Local politics can also play a major role in planning decisions, too. This is especially evident where applications are recommended for approval by planning officers but refused by councillors sitting on the planning committee.
Where somebody else has failed to get permission, and perhaps made themselves unpopular in the process, you might be able to bring a more cooperative approach, that brings neighbours on side and with them, local councillors. Also, explaining your motivations and objectives to councillors can be helpful, and may provoke a more flexible approach towards development on your plot.
A chequered history isn’t a problem if, at the end of that saga, planning permission has been granted for something that’s at least close to what you’d like to build. But if the permission isn’t what you’d consider optimal for the site, you’ll have to think seriously about whether this is adequately reflected in the asking price.
It’s essential that you’re realistic about the prospects of getting what you want. Where there’s real doubt, rather than gambling on the outcome, it’s a sensible move to reduce your risk by making an offer that’s subject to you getting the permission you want.
Such contracts need to be carefully drawn up, to ensure they allow for potential time delays, awkward conditions attached to the consent or even an appeal if permission is refused. Make sure your solicitor is familiar with this type of contract, as not all are, and it takes experience to get it right.
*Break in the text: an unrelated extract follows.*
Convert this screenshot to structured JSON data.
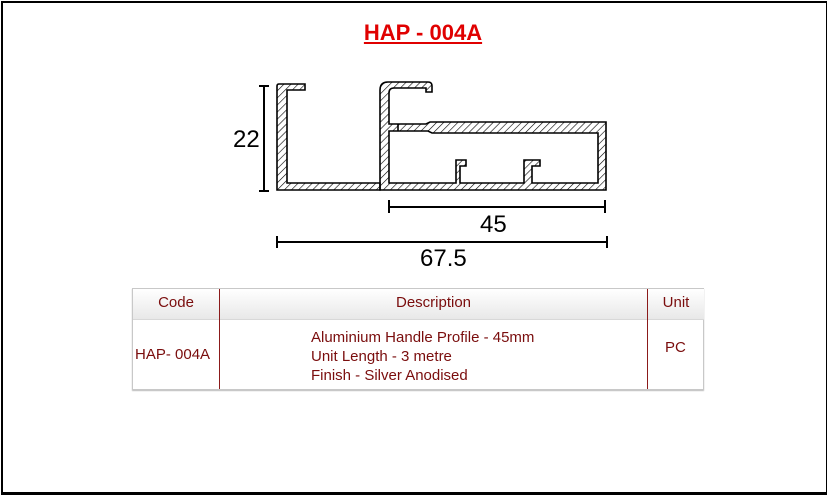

If the plot has had severe planning problems in the past, and it looks as though it might take some time to resolve all the issues, an option can be a useful way forward. For a nominal sum, you buy the sole right to purchase the plot for a given period. The option contract specifies what you’ll pay, either as a specific amount or as a percentage of open market value when you exercise your option to buy.
You undertake, within the agreement, to use your best endeavours to gain planning permission. If you ultimately fail to get consent, then you don’t have to exercise your right to buy and can walk away having only incurred the initial legal fees and planning costs – much cheaper than purchasing a plot that can’t be developed.